Una nave gasiera: questa la soluzione proposta per non far morire le industrie del mal recato dalla Crisi energetica che attanaglia l’economia odierna nel post esplosione del conflitto in Ucraina.

Che roba è? Si tratta del progetto presentato al Ministero della Transizione ecologica lo scorso 1° settembre dalla società denominata Smart Gas. Consisterebbe nell’armare una nave gasiera, una sorta di enorme cisterna galleggiante, da tenere a largo delle coste venete, almeno a 20 miglia, per non interferire sulle attività portuali.

La nave gasiera, non ancorata, avrebbe una capacità di 144 mila metri cubi di gas e da essa il prezioso elemento, sotto forma liquida (Lnd o gas naturale liquefatto) verrebbe trasportato sulla terra ferma mediante un natante specifico più piccolo.

L’approdo avverrebbe su una banchina del porto di Monfalcone, in Friuli-Venezia Giulia, grazie alla partecipazione di decine di società interessate al progetto, tra cui proprio quella che attualmente detiene la concessione della banchina individuata.

Qui, il gas verrebbe trasbordato in container adatti al trasporto del gas liquido e quindi avviato a un centro di smistamento e infine alle imprese, dove avverrebbe la “rigassificazione” o trasformazione del gas dallo stato liquido a quello gassoso.

La Smart Gas risulta collegata all’imprenditore Alessandro Vescovini, noto per essere presidente di Sbe Varvit, a sua volta società che produce parti meccaniche per molti settori industriali in tutto il mondo.

Il Corriere della Sera lo ha intervistato oggi per riportare alla luce questa proposta che – viene precisato – già tempo fa, nel 2015, era stata avanzata e bocciata.
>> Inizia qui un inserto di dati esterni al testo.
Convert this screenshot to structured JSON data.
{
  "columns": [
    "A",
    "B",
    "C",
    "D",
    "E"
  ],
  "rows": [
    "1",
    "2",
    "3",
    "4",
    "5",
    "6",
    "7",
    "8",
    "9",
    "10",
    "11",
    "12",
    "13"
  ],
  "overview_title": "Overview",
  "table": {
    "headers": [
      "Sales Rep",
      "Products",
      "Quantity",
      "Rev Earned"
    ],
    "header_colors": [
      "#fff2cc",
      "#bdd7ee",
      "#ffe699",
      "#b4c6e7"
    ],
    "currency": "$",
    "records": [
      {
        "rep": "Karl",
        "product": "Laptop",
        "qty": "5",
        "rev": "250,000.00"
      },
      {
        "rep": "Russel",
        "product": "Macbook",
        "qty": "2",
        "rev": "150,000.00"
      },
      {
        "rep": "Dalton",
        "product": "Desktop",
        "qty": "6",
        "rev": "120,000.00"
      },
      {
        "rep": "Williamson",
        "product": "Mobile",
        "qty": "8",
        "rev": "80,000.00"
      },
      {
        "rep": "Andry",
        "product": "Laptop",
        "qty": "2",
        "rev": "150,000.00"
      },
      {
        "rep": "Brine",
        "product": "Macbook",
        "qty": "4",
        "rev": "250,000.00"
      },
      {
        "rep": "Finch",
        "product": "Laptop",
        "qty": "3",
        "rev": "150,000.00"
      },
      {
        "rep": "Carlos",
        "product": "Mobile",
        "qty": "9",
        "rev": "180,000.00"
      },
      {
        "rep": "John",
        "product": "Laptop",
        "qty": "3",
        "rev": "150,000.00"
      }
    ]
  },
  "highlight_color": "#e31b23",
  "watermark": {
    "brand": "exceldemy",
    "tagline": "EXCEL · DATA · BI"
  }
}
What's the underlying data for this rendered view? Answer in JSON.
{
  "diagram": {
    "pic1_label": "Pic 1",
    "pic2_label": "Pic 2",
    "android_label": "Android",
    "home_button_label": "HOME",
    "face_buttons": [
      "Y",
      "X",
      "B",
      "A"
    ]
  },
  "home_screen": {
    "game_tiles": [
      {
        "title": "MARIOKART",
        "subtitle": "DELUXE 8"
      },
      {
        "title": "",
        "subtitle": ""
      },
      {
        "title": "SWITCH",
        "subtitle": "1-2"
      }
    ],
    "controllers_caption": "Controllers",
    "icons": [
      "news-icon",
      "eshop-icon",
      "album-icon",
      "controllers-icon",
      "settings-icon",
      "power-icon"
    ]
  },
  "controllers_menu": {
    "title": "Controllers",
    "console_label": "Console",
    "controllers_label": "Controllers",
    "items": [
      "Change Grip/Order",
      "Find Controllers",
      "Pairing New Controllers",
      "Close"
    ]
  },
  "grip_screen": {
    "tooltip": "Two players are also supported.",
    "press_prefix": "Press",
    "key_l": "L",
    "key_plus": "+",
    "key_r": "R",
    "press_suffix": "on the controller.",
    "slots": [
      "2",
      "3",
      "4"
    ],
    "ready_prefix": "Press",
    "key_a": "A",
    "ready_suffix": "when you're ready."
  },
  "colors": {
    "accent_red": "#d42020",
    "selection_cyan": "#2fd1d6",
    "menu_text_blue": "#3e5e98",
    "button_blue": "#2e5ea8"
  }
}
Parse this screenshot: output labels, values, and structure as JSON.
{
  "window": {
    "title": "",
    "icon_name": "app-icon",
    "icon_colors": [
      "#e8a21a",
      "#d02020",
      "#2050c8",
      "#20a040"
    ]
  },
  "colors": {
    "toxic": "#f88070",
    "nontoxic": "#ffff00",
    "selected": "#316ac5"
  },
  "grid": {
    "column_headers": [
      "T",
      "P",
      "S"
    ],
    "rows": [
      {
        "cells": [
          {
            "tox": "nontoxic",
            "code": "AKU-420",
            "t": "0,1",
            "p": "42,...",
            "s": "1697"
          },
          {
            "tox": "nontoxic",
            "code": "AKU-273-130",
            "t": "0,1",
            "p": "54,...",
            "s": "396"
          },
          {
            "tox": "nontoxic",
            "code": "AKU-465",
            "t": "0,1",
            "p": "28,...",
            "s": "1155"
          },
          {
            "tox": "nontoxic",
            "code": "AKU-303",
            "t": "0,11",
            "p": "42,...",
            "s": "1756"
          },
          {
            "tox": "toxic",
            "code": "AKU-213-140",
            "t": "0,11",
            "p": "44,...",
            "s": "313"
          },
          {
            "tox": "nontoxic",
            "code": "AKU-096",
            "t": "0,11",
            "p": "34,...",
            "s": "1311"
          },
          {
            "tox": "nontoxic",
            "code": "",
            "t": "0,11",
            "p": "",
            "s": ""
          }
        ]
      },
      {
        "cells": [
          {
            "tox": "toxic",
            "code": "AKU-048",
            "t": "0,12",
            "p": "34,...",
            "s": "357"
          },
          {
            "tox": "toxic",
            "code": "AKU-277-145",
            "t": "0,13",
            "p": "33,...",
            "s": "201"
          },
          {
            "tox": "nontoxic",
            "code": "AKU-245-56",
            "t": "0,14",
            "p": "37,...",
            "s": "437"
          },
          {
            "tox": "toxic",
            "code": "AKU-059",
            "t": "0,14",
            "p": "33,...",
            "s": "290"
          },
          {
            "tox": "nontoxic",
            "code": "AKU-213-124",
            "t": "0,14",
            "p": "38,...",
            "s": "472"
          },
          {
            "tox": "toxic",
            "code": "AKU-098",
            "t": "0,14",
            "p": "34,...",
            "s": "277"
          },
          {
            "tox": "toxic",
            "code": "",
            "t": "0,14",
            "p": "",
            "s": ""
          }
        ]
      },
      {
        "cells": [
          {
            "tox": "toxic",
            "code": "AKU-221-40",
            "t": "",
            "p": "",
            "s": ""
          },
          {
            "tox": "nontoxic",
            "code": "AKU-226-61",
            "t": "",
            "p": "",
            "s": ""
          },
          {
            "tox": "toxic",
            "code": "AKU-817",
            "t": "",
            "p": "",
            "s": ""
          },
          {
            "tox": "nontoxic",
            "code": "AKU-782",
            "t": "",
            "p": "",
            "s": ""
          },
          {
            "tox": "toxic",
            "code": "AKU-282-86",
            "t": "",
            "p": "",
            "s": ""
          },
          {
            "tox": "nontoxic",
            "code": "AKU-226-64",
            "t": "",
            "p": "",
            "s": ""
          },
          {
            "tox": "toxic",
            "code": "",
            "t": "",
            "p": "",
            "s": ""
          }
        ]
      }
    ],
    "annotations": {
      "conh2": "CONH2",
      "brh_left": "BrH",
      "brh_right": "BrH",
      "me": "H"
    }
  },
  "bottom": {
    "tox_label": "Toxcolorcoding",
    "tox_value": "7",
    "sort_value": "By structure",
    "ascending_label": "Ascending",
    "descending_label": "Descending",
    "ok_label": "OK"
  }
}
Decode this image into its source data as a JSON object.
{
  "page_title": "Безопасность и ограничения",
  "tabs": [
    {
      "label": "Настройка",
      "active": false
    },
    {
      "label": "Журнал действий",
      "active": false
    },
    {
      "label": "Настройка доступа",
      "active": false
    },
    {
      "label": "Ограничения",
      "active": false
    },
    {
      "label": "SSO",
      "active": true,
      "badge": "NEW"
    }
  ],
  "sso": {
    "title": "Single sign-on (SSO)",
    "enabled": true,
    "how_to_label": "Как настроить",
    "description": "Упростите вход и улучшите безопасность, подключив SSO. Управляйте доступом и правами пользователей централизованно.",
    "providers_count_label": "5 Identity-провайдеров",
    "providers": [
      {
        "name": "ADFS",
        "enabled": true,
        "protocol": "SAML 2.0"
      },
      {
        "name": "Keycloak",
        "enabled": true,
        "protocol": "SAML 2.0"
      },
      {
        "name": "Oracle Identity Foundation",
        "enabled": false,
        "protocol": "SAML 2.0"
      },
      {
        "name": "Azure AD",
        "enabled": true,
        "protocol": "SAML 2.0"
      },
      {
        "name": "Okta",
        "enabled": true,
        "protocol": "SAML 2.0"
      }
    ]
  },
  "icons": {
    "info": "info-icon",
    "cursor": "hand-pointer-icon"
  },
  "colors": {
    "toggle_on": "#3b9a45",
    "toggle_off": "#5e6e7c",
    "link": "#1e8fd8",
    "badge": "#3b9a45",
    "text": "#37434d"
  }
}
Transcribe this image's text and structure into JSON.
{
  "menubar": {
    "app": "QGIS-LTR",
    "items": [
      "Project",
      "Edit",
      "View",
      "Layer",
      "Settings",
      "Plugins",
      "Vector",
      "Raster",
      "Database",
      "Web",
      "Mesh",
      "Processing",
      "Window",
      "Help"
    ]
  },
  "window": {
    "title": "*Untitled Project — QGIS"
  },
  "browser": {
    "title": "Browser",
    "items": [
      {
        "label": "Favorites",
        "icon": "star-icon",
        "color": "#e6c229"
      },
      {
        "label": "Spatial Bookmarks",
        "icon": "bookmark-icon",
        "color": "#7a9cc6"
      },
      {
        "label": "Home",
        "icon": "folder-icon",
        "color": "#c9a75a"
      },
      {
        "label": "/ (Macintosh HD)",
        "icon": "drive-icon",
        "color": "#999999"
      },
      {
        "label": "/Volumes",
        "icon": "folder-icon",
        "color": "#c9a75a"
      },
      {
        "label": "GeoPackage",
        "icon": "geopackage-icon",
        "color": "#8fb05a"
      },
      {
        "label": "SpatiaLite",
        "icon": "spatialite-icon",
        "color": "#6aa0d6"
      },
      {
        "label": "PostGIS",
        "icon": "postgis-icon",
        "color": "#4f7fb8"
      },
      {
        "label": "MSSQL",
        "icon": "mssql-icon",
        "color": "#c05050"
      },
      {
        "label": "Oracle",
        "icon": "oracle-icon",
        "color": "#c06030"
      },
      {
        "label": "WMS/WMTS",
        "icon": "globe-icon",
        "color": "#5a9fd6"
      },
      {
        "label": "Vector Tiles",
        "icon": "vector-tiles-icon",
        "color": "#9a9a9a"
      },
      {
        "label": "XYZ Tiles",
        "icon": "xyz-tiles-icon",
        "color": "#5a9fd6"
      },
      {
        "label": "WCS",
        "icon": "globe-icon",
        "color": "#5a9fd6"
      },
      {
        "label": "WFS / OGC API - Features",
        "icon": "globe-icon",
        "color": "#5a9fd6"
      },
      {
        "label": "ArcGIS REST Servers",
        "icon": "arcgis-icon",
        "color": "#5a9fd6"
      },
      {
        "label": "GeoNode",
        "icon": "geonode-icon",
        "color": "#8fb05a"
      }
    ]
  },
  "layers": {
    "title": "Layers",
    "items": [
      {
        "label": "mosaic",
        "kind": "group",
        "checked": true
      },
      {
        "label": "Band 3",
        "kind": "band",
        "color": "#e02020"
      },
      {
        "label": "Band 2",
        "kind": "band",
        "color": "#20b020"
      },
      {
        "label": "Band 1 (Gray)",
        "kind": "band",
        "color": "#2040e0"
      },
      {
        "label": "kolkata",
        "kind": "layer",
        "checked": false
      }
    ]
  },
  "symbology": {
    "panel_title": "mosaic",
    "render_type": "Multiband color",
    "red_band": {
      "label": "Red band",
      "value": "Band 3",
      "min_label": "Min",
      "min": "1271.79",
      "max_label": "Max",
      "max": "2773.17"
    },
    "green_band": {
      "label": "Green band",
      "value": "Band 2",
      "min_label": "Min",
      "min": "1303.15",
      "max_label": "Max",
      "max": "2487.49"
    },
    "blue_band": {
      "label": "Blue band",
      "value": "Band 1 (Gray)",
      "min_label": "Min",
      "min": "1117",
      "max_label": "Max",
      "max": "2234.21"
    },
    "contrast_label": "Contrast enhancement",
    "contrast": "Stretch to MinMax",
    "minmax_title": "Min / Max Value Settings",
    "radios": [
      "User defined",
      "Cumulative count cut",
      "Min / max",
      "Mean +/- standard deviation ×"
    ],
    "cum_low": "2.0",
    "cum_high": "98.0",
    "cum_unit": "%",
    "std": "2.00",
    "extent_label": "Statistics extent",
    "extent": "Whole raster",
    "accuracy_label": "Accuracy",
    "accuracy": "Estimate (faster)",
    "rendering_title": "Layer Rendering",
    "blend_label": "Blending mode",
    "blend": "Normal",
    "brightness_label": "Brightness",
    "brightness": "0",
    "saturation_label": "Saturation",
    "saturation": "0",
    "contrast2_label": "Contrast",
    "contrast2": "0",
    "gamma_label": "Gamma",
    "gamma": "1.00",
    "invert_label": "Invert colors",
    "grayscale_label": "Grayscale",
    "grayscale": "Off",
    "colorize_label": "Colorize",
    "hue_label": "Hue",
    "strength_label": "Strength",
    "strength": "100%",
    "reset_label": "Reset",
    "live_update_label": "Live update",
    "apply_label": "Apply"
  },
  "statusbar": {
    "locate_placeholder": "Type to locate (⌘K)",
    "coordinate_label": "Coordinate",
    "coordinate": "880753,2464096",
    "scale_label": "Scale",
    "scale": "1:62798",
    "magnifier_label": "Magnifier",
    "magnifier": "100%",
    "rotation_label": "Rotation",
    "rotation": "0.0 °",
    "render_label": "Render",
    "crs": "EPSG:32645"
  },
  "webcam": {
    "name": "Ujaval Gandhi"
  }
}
Il capitano di industria spiega che il progetto è nato dall’esigenza, comune a molte imprese, di non rischiare di fermare la produzione e quindi uscire dal mercato a causa del razionamento o addirittura dell’assenza della materia prima energetica.

Era state le valutazioni su quanto avvenuto l’anno prima in Crimea (leggi qui per approfondire) a spingere i promotori verso questa idea. “Avevamo capito – spiega Vescovini a Corriere della Sera – che legarsi a un unico fornitore di gas sarebbe stato pericolosissimo. Per sette anni è andata bene, ma ora siamo davanti a un pericolo grandissimo e abbiamo solo perso tempo. Per questo ci riproviamo e siamo convinti non serva una Valutazione di impatto ambientale (Via) per partire”.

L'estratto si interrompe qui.